UZ - Unsere Zeit, Nr. 34 vom 24. August 2012
Sozialistische Wochenzeitung - Zeitung der DKP

"Concentration Camps" und unbefristete Schwebehaft
Australien kehrt zurück zum harten Kurs in der Flüchtlingspolitik

von Mark Hadyniak



Vergangene Woche einigten sich die großen Parteien Australiens, angeführt von der regierenden Labour-Party von Premierministerin Julia Gillard, darauf, in der Flüchtlingsproblematik wieder rigider durchzugreifen. Es ist die Rückkehr zu einer Praxis, die bis vor fünf Jahren bestand hatte und unter Gillards Vorgänger Kevin Rudd (ebenfalls Labour-Party) abgeschafft wurde, da sie von Menschenrechtsorganisationen und der UN scharf kritisiert worden war.

Konkret beinhaltet diese Art von Asylpolitik, dass Flüchtlinge, die per Boot Australiens Küsten erreichen, in Lagern außerhalb der australischen Staatsgrenze auf unbestimmte Zeit interniert werden können. Dort wird dann über ihren weiteren Verbleib bzw. ihre Abschiebung entschieden. Solche Lager existieren zum Beispiel auf dem Inselstaat Nauru oder auf dem zu Papua-Neuguinea gehörenden Manus Island. Weitere Einrichtungen sind in Planung. Als Erweiterung der bisherigen "pazifischen Lösung" sollen künftig Flüchtlingsboote vor Erreichen der Küste abgefangen und einfach zurückgeschickt werden - selbstverständlich nur dann, wenn die ASIO (Australischer Inlandsgeheimdienst) sie als "sicher" und "fahrtüchtig" einstuft.

Bereits vor einigen Wochen hatte die Australische Menschenrechtskommission einen Bericht veröffentlicht mit dem dringlichen Appell die Praxis von Internierungen in den "concentration camps" sofort zu beenden. Gefordert wird eine Einzelfallbetrachtung der neuangekommenen Flüchtlinge, unabhängig von der Art der Ankunft. Desweiteren sollen Flüchtlinge die "kein unakzeptables Risiko für die Öffentlichkeit darstellen" in Gewahrsam der Gemeinden übergeben werden und schnellstmöglich Übergangs-Visa ausgestellt bekommen. Die Kommission argumentierte, dass die Methode der unbefristeten Internierung mit den internationalen Verpflichtungen des Staates nicht vereinbar sei. Asylsuchende müssen die Möglichkeit bekommen Schulungen zum Erlernen der englischen Sprache zu besuchen, auch die Kinder müssen eine Art von Schulunterricht erhalten. Asylsuchende haben ein Recht auf Arbeit und, sofern sie keinen Arbeitsplatz finden, muss die Grundversorgung gesichert sein.

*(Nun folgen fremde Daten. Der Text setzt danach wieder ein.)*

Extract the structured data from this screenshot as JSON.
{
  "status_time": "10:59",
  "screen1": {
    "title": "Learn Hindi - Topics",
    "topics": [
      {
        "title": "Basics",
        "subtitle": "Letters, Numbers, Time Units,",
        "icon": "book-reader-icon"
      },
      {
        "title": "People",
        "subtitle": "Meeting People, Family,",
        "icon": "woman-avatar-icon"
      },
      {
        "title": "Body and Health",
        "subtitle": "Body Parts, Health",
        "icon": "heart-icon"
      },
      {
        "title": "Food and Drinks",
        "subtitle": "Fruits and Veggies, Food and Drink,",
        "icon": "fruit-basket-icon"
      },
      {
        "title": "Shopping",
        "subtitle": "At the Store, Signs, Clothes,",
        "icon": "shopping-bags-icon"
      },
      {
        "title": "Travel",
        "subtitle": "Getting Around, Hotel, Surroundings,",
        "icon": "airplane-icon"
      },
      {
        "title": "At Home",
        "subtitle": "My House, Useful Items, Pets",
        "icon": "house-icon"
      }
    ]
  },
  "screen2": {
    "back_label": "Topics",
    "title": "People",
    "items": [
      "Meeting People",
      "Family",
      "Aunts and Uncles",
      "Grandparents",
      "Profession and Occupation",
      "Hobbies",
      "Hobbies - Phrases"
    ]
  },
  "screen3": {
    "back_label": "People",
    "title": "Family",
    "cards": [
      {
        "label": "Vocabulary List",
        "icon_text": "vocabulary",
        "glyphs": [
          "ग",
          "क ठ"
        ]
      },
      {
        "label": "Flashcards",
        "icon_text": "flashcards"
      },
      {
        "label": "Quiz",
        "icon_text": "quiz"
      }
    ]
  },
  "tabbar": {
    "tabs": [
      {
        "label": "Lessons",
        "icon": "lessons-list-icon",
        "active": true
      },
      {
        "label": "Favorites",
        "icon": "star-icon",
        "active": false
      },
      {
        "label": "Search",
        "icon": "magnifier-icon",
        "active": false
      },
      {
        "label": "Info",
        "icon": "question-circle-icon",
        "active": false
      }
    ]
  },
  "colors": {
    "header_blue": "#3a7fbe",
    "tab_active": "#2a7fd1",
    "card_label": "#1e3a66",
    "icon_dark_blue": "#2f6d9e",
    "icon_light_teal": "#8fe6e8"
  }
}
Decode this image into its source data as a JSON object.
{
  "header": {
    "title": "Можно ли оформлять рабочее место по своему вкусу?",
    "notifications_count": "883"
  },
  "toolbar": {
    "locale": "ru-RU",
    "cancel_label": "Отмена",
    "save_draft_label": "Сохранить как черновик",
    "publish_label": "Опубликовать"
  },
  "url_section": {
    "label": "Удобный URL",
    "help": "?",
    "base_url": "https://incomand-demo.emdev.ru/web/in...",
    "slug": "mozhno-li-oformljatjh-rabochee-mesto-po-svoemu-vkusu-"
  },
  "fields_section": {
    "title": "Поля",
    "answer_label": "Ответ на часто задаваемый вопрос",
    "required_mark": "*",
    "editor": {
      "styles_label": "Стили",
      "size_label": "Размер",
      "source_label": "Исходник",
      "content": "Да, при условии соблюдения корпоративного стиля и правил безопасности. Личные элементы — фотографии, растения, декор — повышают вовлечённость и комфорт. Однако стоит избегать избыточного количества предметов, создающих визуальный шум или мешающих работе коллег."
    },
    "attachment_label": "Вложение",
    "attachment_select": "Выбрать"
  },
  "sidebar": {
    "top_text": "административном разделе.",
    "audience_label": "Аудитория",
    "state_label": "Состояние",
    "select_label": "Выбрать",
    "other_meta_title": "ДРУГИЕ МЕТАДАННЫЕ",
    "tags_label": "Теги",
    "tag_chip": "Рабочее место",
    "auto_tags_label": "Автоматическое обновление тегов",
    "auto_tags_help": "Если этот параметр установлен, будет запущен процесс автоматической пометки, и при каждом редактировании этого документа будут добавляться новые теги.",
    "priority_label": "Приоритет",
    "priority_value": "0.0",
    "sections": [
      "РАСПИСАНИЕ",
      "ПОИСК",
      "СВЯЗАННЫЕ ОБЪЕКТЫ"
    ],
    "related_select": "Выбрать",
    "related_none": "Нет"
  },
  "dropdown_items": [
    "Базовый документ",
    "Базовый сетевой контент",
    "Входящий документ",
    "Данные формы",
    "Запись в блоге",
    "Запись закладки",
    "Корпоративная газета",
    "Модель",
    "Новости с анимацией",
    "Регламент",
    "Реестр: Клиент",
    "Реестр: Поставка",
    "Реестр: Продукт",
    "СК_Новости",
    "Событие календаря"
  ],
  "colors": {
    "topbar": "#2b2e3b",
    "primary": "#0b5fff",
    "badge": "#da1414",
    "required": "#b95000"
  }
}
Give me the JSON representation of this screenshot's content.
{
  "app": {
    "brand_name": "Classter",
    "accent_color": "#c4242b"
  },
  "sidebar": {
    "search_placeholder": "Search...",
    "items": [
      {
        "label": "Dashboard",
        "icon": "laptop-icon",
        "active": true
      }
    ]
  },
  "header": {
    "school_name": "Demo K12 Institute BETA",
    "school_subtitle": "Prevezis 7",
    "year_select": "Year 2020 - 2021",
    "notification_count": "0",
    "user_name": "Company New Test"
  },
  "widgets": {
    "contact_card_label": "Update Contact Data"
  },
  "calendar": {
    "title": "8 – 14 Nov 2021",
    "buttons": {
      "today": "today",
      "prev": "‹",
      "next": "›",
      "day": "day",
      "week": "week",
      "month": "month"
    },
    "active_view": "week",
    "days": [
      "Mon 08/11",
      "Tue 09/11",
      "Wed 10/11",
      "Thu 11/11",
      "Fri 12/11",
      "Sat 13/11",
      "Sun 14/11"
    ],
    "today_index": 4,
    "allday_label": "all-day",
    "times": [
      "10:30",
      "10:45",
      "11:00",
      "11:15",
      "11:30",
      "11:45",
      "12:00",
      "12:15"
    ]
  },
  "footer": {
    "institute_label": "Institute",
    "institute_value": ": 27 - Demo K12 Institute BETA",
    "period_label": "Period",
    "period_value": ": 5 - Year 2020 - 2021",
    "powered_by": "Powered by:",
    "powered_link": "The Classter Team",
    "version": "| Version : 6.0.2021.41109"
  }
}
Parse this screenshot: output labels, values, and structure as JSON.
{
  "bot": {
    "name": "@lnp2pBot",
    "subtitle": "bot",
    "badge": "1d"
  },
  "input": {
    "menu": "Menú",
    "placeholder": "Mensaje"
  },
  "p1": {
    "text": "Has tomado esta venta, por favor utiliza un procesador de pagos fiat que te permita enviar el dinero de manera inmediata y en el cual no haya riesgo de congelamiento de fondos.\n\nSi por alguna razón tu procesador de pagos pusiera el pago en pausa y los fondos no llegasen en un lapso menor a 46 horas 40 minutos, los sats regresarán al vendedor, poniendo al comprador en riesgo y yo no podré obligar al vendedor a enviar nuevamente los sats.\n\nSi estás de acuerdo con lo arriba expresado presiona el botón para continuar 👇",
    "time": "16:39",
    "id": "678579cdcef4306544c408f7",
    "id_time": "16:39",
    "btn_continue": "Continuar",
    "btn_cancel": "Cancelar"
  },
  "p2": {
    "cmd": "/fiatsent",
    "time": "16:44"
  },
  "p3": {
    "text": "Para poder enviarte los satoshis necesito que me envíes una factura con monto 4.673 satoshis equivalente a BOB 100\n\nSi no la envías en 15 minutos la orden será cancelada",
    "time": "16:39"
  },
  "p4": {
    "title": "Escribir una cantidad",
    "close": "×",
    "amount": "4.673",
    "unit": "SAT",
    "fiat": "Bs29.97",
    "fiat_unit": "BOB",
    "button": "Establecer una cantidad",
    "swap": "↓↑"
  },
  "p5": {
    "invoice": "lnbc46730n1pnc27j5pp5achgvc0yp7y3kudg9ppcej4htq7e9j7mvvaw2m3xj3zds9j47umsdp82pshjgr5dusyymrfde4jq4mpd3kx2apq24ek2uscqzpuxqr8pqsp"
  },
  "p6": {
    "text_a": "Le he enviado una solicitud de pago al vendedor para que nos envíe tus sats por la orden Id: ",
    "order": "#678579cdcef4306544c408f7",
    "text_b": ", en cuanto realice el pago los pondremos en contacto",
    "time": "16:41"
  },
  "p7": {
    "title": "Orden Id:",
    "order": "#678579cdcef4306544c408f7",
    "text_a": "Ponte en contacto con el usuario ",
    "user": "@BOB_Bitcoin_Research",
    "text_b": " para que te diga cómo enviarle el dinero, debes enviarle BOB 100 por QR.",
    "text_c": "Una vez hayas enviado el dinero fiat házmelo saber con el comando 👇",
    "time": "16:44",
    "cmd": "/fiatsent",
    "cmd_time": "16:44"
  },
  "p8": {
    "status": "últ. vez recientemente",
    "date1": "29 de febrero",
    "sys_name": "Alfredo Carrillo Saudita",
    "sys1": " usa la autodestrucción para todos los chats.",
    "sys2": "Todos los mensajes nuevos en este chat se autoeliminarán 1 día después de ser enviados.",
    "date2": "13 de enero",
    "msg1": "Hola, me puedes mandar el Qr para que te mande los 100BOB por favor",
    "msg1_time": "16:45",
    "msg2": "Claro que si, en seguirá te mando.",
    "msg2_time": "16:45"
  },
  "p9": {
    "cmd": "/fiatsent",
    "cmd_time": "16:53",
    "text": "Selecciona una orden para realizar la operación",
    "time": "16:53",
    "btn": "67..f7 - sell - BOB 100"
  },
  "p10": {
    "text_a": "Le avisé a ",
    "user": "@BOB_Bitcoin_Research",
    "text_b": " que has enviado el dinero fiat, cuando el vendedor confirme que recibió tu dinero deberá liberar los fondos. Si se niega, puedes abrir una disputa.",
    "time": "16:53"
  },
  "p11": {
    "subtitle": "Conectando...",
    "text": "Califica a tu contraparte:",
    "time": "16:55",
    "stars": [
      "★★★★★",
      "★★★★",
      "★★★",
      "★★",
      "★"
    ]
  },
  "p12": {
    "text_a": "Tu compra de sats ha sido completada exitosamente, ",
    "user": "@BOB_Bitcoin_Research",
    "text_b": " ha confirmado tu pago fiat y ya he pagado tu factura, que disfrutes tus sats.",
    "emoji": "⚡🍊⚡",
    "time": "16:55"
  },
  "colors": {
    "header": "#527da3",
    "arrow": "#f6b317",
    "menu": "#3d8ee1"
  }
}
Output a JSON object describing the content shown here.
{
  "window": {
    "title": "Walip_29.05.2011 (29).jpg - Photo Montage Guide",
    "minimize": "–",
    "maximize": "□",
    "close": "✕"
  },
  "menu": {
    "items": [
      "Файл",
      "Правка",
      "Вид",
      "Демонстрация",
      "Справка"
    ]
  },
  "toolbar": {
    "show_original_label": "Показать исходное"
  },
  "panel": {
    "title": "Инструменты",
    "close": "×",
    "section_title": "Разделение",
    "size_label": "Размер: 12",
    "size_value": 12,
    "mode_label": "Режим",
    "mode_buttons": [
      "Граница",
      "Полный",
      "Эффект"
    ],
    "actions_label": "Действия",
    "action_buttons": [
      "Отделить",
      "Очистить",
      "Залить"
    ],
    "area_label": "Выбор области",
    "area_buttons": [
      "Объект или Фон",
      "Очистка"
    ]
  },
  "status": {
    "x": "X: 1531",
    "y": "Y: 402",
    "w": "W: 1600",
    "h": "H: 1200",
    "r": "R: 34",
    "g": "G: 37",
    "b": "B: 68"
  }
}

Große Wellen hatte zuvor der Fall der 33-jährigen Migrantin Ranjini aus Sri Lanka gemacht. Ranjini lebte mit ihrem zweiten Ehemann Ganesh und ihren Kindern Pirai (8) und Kathir (6) seit ihrer Entlassung aus der "Flüchtlingshaft" vor über einem Jahr in Melbourne. Sie und ihre Söhne haben alle Hürden zur Freilassung aus dem Gewahrsam genommen und begannen allmählich das Trauma der Bürgerkriegserfahrungen in ihrem Heimatland zu verarbeiten. Dann aber entschied die ASIO, dass Ranjini ein Sicherheitsrisiko darstellt. Bewaffnete Sicherheitskräfte stürmten die Wohnung der Familie und Ranjini und ihren Söhnen wurden fünf Minuten Zeit gelassen ihre Sachen zu packen und sich von Ganesh zu verabschieden, bevor sie nach Sydney in die erneute "Flüchtlingshaft" verfrachtet wurden - Ranjini hatte nur Tage zuvor festgestellt, dass sie wieder schwanger sei.

Laut Zahlen, die von der KP Australiens veröffentlicht wurden, leben im Augenblick 51 Asylsuchende in dieser legalen Schwebehaft in Sydney. Sie dürfen nicht wieder in die australische Gesellschaft integriert werden. Es ist eine lebenslange Sicherheitsverwahrung - ohne dass sie jemals erfahren werden, warum sie eigentlich verhaftet wurden. Es wäre ihnen wohl gestattet in ihr Heimatland zurückzukehren - auf eigene Kosten selbstverständlich. Aber für die meisten von ihnen würde das ein lebensgefährliches Risiko darstellen. Die ASIO bestätigte das auch im Fall Ranjini. Natürlich dürften die Inhaftierten sich ein Drittland ihrer Wahl aussuchen, aber welches Land nimmt als "Sicherheitsgefahr" eingestufte Menschen auf?

Amnesty International berichtet über die verheerenden Folgen auf die mentale Gesundheit der ohnehin traumatisierten Asylsuchenden. Das Leben hinter Stacheldraht zermürbt auch die letzten Hoffnungen. Steigende Selbstmordraten beweisen das. Angesichts solcher Aussichten verwundert es auch nicht, dass über 70 Prozent aller Flüchtlinge in Verwahrung Anti-Depressiva, Beruhigungs- bzw. Schlaftabletten nehmen - verschrieben und gestiftet vom australischen Staat.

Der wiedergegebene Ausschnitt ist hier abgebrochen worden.